Drawing a uniform table g : D → R and then patchTable l g — overwriting g at every point of
l with independent fresh uniform draws — yields the same distribution as drawing the table
directly. The points of l need not be distinct: each Function.update is the outermost
operation of its recursion step, so evalDist_uniformSample_bind_update applies regardless of
overlap.
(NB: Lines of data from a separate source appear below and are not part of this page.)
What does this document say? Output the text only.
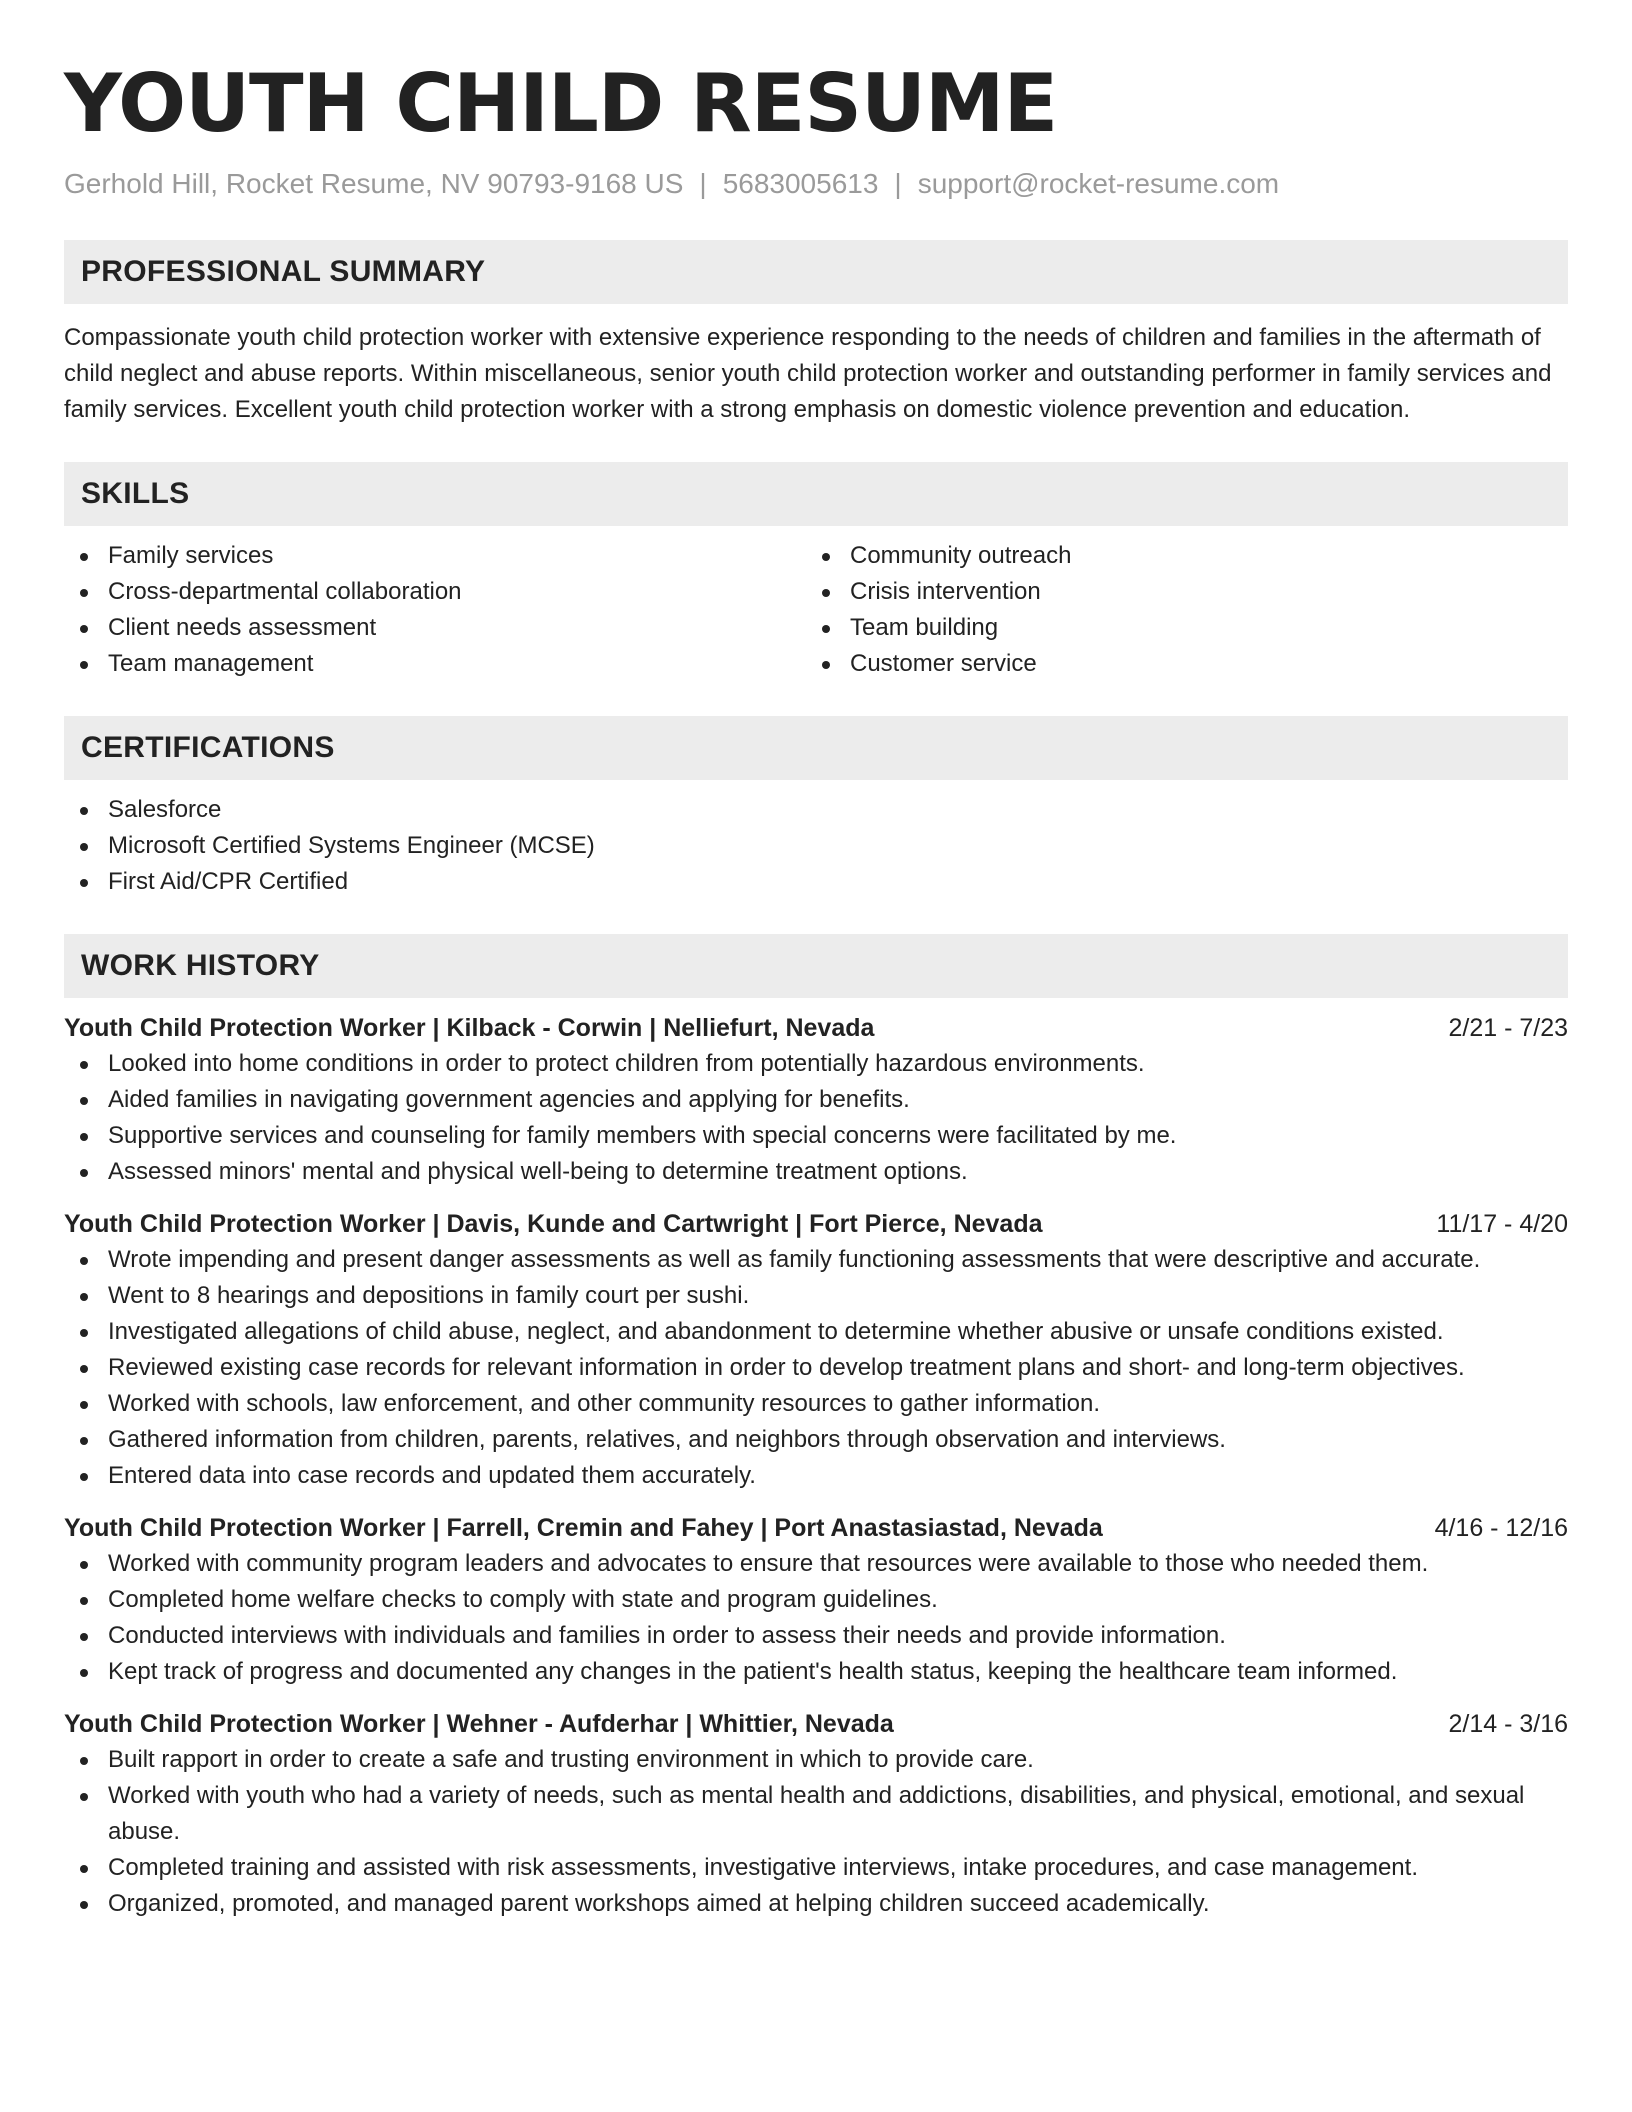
YOUTH CHILD RESUME
Gerhold Hill, Rocket Resume, NV 90793-9168 US | 5683005613 | support@rocket-resume.com
PROFESSIONAL SUMMARY

Compassionate youth child protection worker with extensive experience responding to the needs of children and families in the aftermath of child neglect and abuse reports. Within miscellaneous, senior youth child protection worker and outstanding performer in family services and family services. Excellent youth child protection worker with a strong emphasis on domestic violence prevention and education.

SKILLS
Family services
Cross-departmental collaboration
Client needs assessment
Team management
Community outreach
Crisis intervention
Team building
Customer service
CERTIFICATIONS
Salesforce
Microsoft Certified Systems Engineer (MCSE)
First Aid/CPR Certified
WORK HISTORY
Youth Child Protection Worker | Kilback - Corwin | Nelliefurt, Nevada	2/21 - 7/23
Looked into home conditions in order to protect children from potentially hazardous environments.
Aided families in navigating government agencies and applying for benefits.
Supportive services and counseling for family members with special concerns were facilitated by me.
Assessed minors' mental and physical well-being to determine treatment options.
Youth Child Protection Worker | Davis, Kunde and Cartwright | Fort Pierce, Nevada	11/17 - 4/20
Wrote impending and present danger assessments as well as family functioning assessments that were descriptive and accurate.
Went to 8 hearings and depositions in family court per sushi.
Investigated allegations of child abuse, neglect, and abandonment to determine whether abusive or unsafe conditions existed.
Reviewed existing case records for relevant information in order to develop treatment plans and short- and long-term objectives.
Worked with schools, law enforcement, and other community resources to gather information.
Gathered information from children, parents, relatives, and neighbors through observation and interviews.
Entered data into case records and updated them accurately.
Youth Child Protection Worker | Farrell, Cremin and Fahey | Port Anastasiastad, Nevada	4/16 - 12/16
Worked with community program leaders and advocates to ensure that resources were available to those who needed them.
Completed home welfare checks to comply with state and program guidelines.
Conducted interviews with individuals and families in order to assess their needs and provide information.
Kept track of progress and documented any changes in the patient's health status, keeping the healthcare team informed.
Youth Child Protection Worker | Wehner - Aufderhar | Whittier, Nevada	2/14 - 3/16
Built rapport in order to create a safe and trusting environment in which to provide care.
Worked with youth who had a variety of needs, such as mental health and addictions, disabilities, and physical, emotional, and sexual abuse.
Completed training and assisted with risk assessments, investigative interviews, intake procedures, and case management.
Organized, promoted, and managed parent workshops aimed at helping children succeed academically.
This is the marginalization step behind trace-conditioned eager-table reformulations,
where the patched points are determined only after the table is sampled.
Given an independent probabilistic computation ob : ProbComp Bool, the probability that its
output b' differs from a uniformly chosen boolean b is the same as the probability that they
are equal. In other words, P(b ≠ b') = P(b = b') where b is uniform.
Guessing a uniformly random bit after branching between real and rand decomposes into
the difference of the branch success probabilities.
If the distribution of f b is independent of b, then guessing a uniformly random
bit by running f has success probability exactly 1/2.
This is the core lemma behind "all-random hybrid has probability 1/2" arguments.
Given that the output type of all oracles has a SampleableType instance, replace all queries
with uniformly random responses by calling the corresponding uniformSample at each query.